I pretty much agree with what ditchdoc said. Everywhere I've worked, we've been allowed to use it, but the nurses can't push it. I'll usually push about 1mg/kg SLOW (if you push to fast, you're more likely to get apnea) and watch as they drift off. Some will go out before I get to that point, and that's when I stop.

As far as co-administration of other agents, with fentanyl, I'll give a pretty good dose (usually about 100mcg) a few minutes before I give the propofol.

With Ketamine, I use the protocol described in the Annals article from 2006:

A Prospective Evaluation of “Ketofol” (Ketamine/Propofol Combination) for Procedural Sedation and Analgesia in the Emergency Department , 27 October 2006
Elaine Victoria Willman, Gary Andolfatto
Annals of Emergency Medicine
January 2007 (Vol. 49, Issue 1, Pages 23-30)
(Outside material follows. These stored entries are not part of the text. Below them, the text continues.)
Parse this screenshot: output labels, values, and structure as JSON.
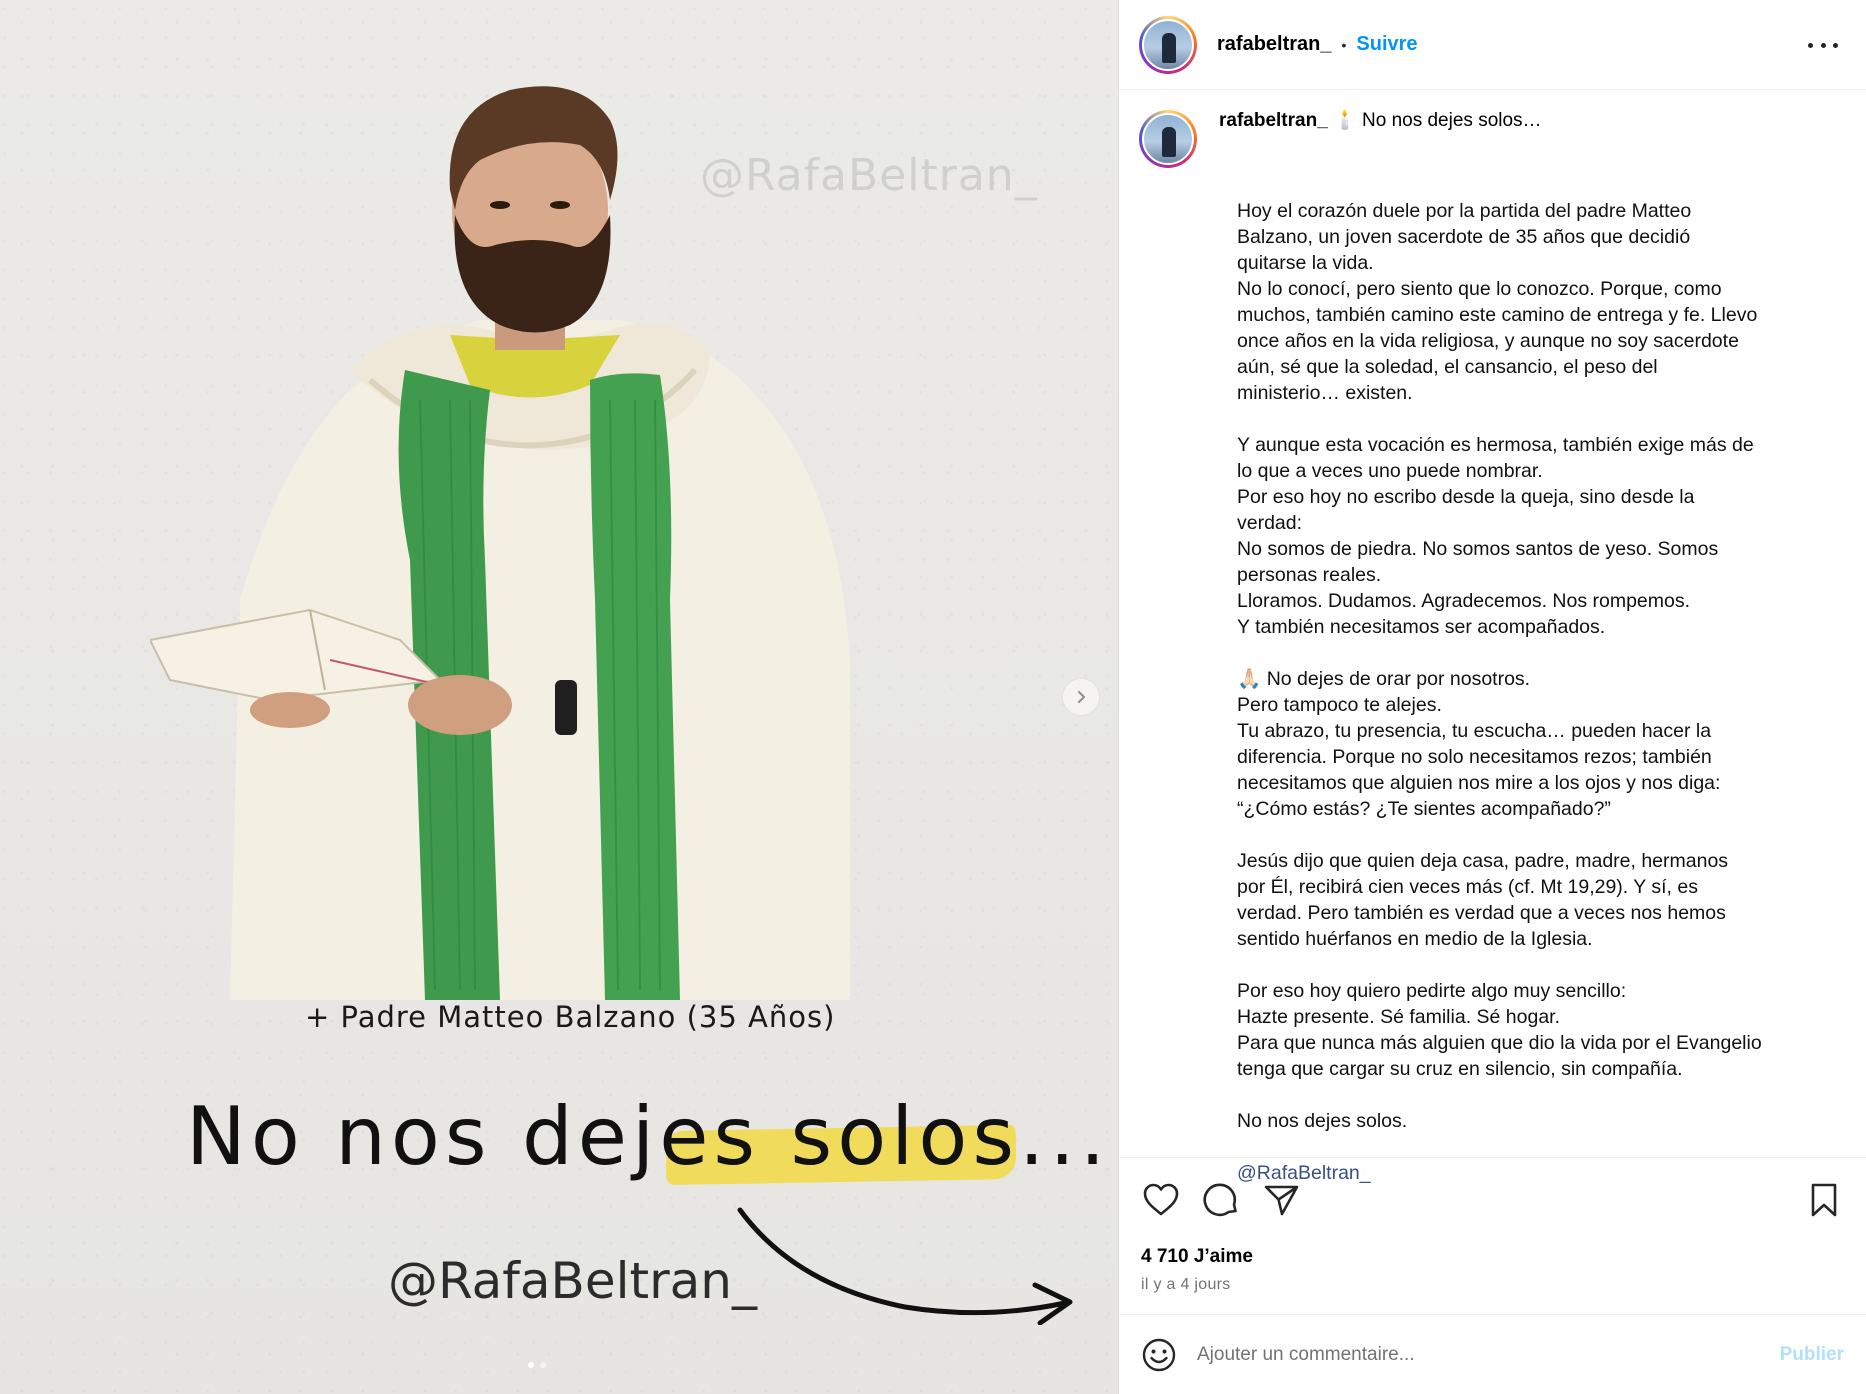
{
  "post_image": {
    "watermark_top": "@RafaBeltran_",
    "caption_line": "+ Padre Matteo Balzano (35 Años)",
    "headline_start": "No nos dejes ",
    "headline_highlight": "solos...",
    "handle_bottom": "@RafaBeltran_"
  },
  "header": {
    "username": "rafabeltran_",
    "separator": "•",
    "follow_label": "Suivre"
  },
  "caption": {
    "username": "rafabeltran_",
    "emoji": "🕯️",
    "title": "No nos dejes solos…",
    "paragraphs": [
      [
        "Hoy el corazón duele por la partida del padre Matteo",
        "Balzano, un joven sacerdote de 35 años que decidió",
        "quitarse la vida.",
        "No lo conocí, pero siento que lo conozco. Porque, como",
        "muchos, también camino este camino de entrega y fe. Llevo",
        "once años en la vida religiosa, y aunque no soy sacerdote",
        "aún, sé que la soledad, el cansancio, el peso del",
        "ministerio… existen."
      ],
      [
        "Y aunque esta vocación es hermosa, también exige más de",
        "lo que a veces uno puede nombrar.",
        "Por eso hoy no escribo desde la queja, sino desde la",
        "verdad:",
        "No somos de piedra. No somos santos de yeso. Somos",
        "personas reales.",
        "Lloramos. Dudamos. Agradecemos. Nos rompemos.",
        "Y también necesitamos ser acompañados."
      ],
      [
        "🙏🏻 No dejes de orar por nosotros.",
        "Pero tampoco te alejes.",
        "Tu abrazo, tu presencia, tu escucha… pueden hacer la",
        "diferencia. Porque no solo necesitamos rezos; también",
        "necesitamos que alguien nos mire a los ojos y nos diga:",
        "“¿Cómo estás? ¿Te sientes acompañado?”"
      ],
      [
        "Jesús dijo que quien deja casa, padre, madre, hermanos",
        "por Él, recibirá cien veces más (cf. Mt 19,29). Y sí, es",
        "verdad. Pero también es verdad que a veces nos hemos",
        "sentido huérfanos en medio de la Iglesia."
      ],
      [
        "Por eso hoy quiero pedirte algo muy sencillo:",
        "Hazte presente. Sé familia. Sé hogar.",
        "Para que nunca más alguien que dio la vida por el Evangelio",
        "tenga que cargar su cruz en silencio, sin compañía."
      ],
      [
        "No nos dejes solos."
      ]
    ],
    "mention": "@RafaBeltran_"
  },
  "actions": {
    "icons": [
      "heart-icon",
      "comment-icon",
      "share-icon",
      "bookmark-icon"
    ],
    "likes": "4 710 J’aime",
    "time": "il y a 4 jours"
  },
  "comment": {
    "placeholder": "Ajouter un commentaire...",
    "publish_label": "Publier"
  },
  "colors": {
    "follow": "#0095f6",
    "publish_disabled": "#b2dffc",
    "mention": "#385185",
    "highlight": "#f1da4f",
    "stole_green": "#3f9a4d"
  }
}
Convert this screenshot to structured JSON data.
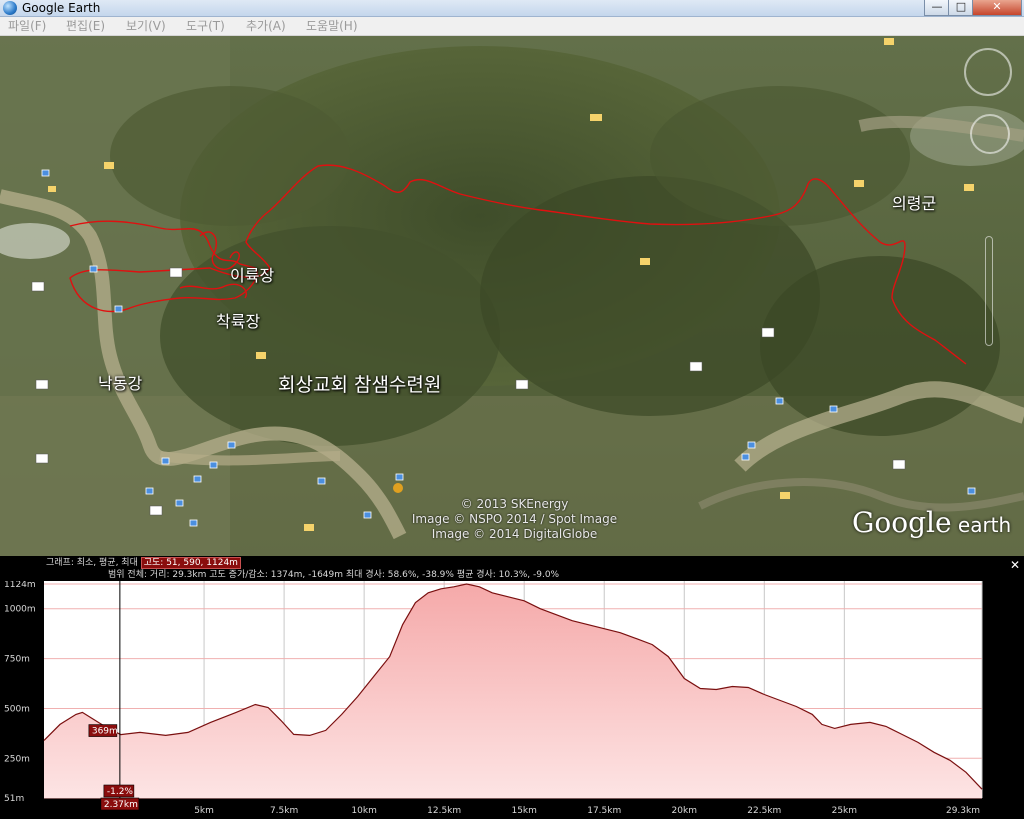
{
  "window": {
    "title": "Google Earth",
    "minimize_label": "—",
    "maximize_label": "□",
    "close_label": "✕"
  },
  "menu": [
    "파일(F)",
    "편집(E)",
    "보기(V)",
    "도구(T)",
    "추가(A)",
    "도움말(H)"
  ],
  "map": {
    "places": [
      {
        "key": "iryukjang",
        "label": "이륙장"
      },
      {
        "key": "chakryukjang",
        "label": "착륙장"
      },
      {
        "key": "nakdonggang",
        "label": "낙동강"
      },
      {
        "key": "church",
        "label": "회상교회 참샘수련원"
      },
      {
        "key": "uiryeong",
        "label": "의령군"
      }
    ],
    "copyright": [
      "© 2013 SKEnergy",
      "Image © NSPO 2014 / Spot Image",
      "Image © 2014 DigitalGlobe"
    ],
    "brand_google": "Google",
    "brand_earth": " earth",
    "colors": {
      "track": "#e01010",
      "terrain": "#5d6b3e"
    }
  },
  "profile": {
    "stats_label": "그래프: 최소, 평균, 최대",
    "stats_elevation": "고도: 51, 590, 1124m",
    "range_label": "범위 전체:",
    "range_distance": "거리: 29.3km",
    "range_gain_loss": "고도 증가/감소: 1374m, -1649m",
    "range_max_slope": "최대 경사: 58.6%, -38.9%",
    "range_avg_slope": "평균 경사: 10.3%, -9.0%",
    "cursor_elevation": "369m",
    "cursor_slope": "-1.2%",
    "cursor_distance": "2.37km",
    "close_label": "✕"
  },
  "chart_data": {
    "type": "area",
    "xlabel": "",
    "ylabel": "",
    "xlim": [
      0,
      29.3
    ],
    "ylim": [
      51,
      1124
    ],
    "x_ticks": [
      5,
      7.5,
      10,
      12.5,
      15,
      17.5,
      20,
      22.5,
      25,
      29.3
    ],
    "x_tick_labels": [
      "5km",
      "7.5km",
      "10km",
      "12.5km",
      "15km",
      "17.5km",
      "20km",
      "22.5km",
      "25km",
      "29.3km"
    ],
    "y_ticks": [
      51,
      250,
      500,
      750,
      1000,
      1124
    ],
    "y_tick_labels": [
      "51m",
      "250m",
      "500m",
      "750m",
      "1000m",
      "1124m"
    ],
    "grid": true,
    "series": [
      {
        "x": [
          0,
          0.5,
          1.0,
          1.2,
          1.6,
          2.0,
          2.4,
          3.0,
          3.8,
          4.5,
          5.2,
          6.0,
          6.6,
          7.0,
          7.4,
          7.8,
          8.3,
          8.8,
          9.3,
          9.8,
          10.3,
          10.8,
          11.2,
          11.6,
          12.0,
          12.4,
          12.8,
          13.2,
          13.6,
          14.0,
          14.5,
          15.0,
          15.5,
          16.0,
          16.5,
          17.0,
          17.5,
          18.0,
          18.5,
          19.0,
          19.5,
          20.0,
          20.5,
          21.0,
          21.5,
          22.0,
          22.5,
          23.0,
          23.5,
          24.0,
          24.3,
          24.7,
          25.2,
          25.8,
          26.3,
          26.8,
          27.3,
          27.8,
          28.3,
          28.8,
          29.3
        ],
        "y": [
          340,
          420,
          470,
          480,
          440,
          400,
          369,
          380,
          365,
          380,
          430,
          480,
          520,
          505,
          440,
          370,
          365,
          390,
          470,
          560,
          660,
          760,
          920,
          1030,
          1080,
          1100,
          1110,
          1124,
          1110,
          1080,
          1060,
          1040,
          1000,
          970,
          940,
          920,
          900,
          880,
          850,
          820,
          760,
          650,
          600,
          595,
          610,
          605,
          570,
          540,
          510,
          470,
          420,
          400,
          420,
          430,
          410,
          370,
          330,
          280,
          240,
          180,
          95
        ]
      }
    ]
  }
}
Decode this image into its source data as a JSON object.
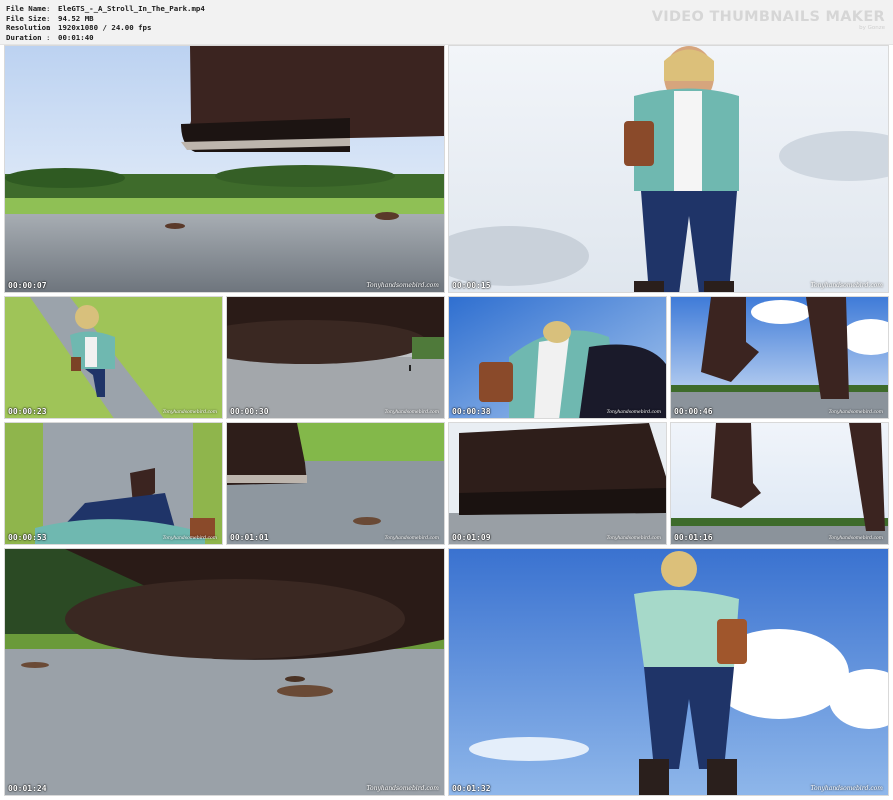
{
  "file_info": {
    "file_name_label": "File Name",
    "file_name": "EleGTS_-_A_Stroll_In_The_Park.mp4",
    "file_size_label": "File Size",
    "file_size": "94.52 MB",
    "resolution_label": "Resolution",
    "resolution": "1920x1080 / 24.00 fps",
    "duration_label": "Duration",
    "duration": "00:01:40",
    "separator": ":"
  },
  "brand": {
    "title": "VIDEO THUMBNAILS MAKER",
    "subtitle": "by Gonze"
  },
  "watermark": "Tonyhandsomebird.com",
  "thumbnails": [
    {
      "time": "00:00:07",
      "scene": "boot-sole-over-path"
    },
    {
      "time": "00:00:15",
      "scene": "woman-low-angle-front"
    },
    {
      "time": "00:00:23",
      "scene": "woman-on-path-top-view"
    },
    {
      "time": "00:00:30",
      "scene": "blurred-boot-tiny-person"
    },
    {
      "time": "00:00:38",
      "scene": "woman-leaning-sky"
    },
    {
      "time": "00:00:46",
      "scene": "boots-stepping-sky"
    },
    {
      "time": "00:00:53",
      "scene": "pov-down-on-path"
    },
    {
      "time": "00:01:01",
      "scene": "boot-on-ground-grass"
    },
    {
      "time": "00:01:09",
      "scene": "boot-side-closeup"
    },
    {
      "time": "00:01:16",
      "scene": "boots-low-angle-sky"
    },
    {
      "time": "00:01:24",
      "scene": "blurred-sole-on-path"
    },
    {
      "time": "00:01:32",
      "scene": "woman-back-view-sky"
    }
  ],
  "colors": {
    "sky": "#4f86d6",
    "grass": "#8fbf4a",
    "path": "#8d96a0",
    "boot": "#3b2420",
    "shirt": "#6fb8b0",
    "jeans": "#1f3468"
  }
}
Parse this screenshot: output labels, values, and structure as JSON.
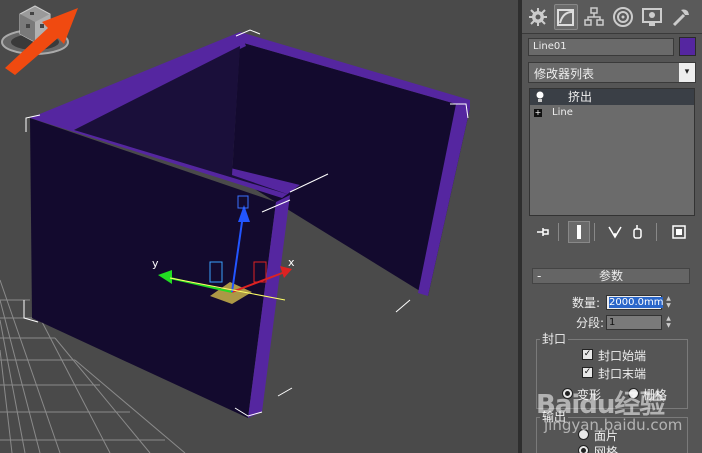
{
  "viewport": {
    "axis_labels": {
      "x": "x",
      "y": "y"
    },
    "colors": {
      "wall_face": "#130a2e",
      "wall_edge": "#5526a0",
      "background": "#4a4a4a"
    }
  },
  "command_panel": {
    "tabs": [
      {
        "icon": "create-icon"
      },
      {
        "icon": "modify-icon",
        "active": true
      },
      {
        "icon": "hierarchy-icon"
      },
      {
        "icon": "motion-icon"
      },
      {
        "icon": "display-icon"
      },
      {
        "icon": "utilities-icon"
      }
    ],
    "object_name": "Line01",
    "object_color": "#5526a0",
    "modifier_list": {
      "label": "修改器列表",
      "arrow": "▾"
    },
    "stack": [
      {
        "label": "挤出",
        "selected": true,
        "icon": "lightbulb-icon"
      },
      {
        "label": "Line",
        "selected": false,
        "icon": "plus-icon",
        "expander": "+"
      }
    ],
    "stack_tools": [
      {
        "icon": "pin-stack-icon"
      },
      {
        "icon": "show-end-result-icon",
        "active": true
      },
      {
        "icon": "make-unique-icon"
      },
      {
        "icon": "remove-modifier-icon"
      },
      {
        "icon": "configure-modifier-sets-icon"
      }
    ],
    "parameters": {
      "title": "参数",
      "collapse": "-",
      "amount_label": "数量:",
      "amount_value": "2000.0mm",
      "segments_label": "分段:",
      "segments_value": "1",
      "spinner_up": "▲",
      "spinner_down": "▼",
      "capping": {
        "title": "封口",
        "cap_start": {
          "label": "封口始端",
          "checked": true,
          "mark": "✓"
        },
        "cap_end": {
          "label": "封口末端",
          "checked": true,
          "mark": "✓"
        },
        "morph": {
          "label": "变形",
          "selected": true
        },
        "grid": {
          "label": "栅格",
          "selected": false
        }
      },
      "output": {
        "title": "输出",
        "patch": {
          "label": "面片",
          "selected": false
        },
        "mesh": {
          "label": "网格",
          "selected": true
        }
      }
    }
  },
  "annotation": {
    "color": "#f04a10"
  },
  "watermark": {
    "brand": "Baidu经验",
    "url": "jingyan.baidu.com"
  }
}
Basically, make a 1:1 mixture of 10mg/ml ketamine & 10mg/ml propofol (giving you 5mg/ml of each drug). Then give a first dose of 0.5mg/kg of each drug, then redosing with 1-3ml of the mixture (5-15mg propofol/ketamine) when the patient starts to get light. I've never had this NOT work.
 
It is easy to overshoot with propofol - it is fast but not instant, so give it a minute before you decide they need more.

With ketafol, you might try giving a 0.25-0.5 mg/kg slug of ketamine first, give it a few minutes to start doing the job, and then titrate your propofol on top of that. I've found this helps keep your ketamine from outliving your propofol, gives you all the analgesic benefit and anecdotally makes the reemergence less of an issue.
 
what brand of propofol is that?
 
I've become a big fan of "ketofol" which usually ends up being very close to 0.5 mg/kg of both propofol and ketamine. Ease 'em down with a slow propofol push, give the 0.5 mg/kg of ketamine once they're sleepy, give more propofol prn through the procedure (in 1cc or smaller aliquots) and they are usually waking up very soon after we're done. I've never had a puker, needed to manage an airway beyond a little jaw-thrust, or dropped a blood pressure with this regimen.

One drawback - This approach works best if you have a doc for the sedation and another for the procedure. Technically, that's how it's supposed to be done anyway, but I know we don't all follow every rule always.
 
The anesthesia guys give good reasons why they use propofol more than etomidate. EM folks counter back that etomidate is good.

JetPropPilot would state that "I could teach my mother how to give propofol", and I agree with him. I tell the patients, invariably, that they will come out of it and ask me when we are starting, and the procedure will be done, and, invariably, that is what occurs.
 
I used to be an Etomidate kind of guy in residency but having been out 3 years now almost exclusively do propofol.

start ~ 60mg of propofol, then 20 mg aliquots until sedation achieved.

This is of course an average weight adult.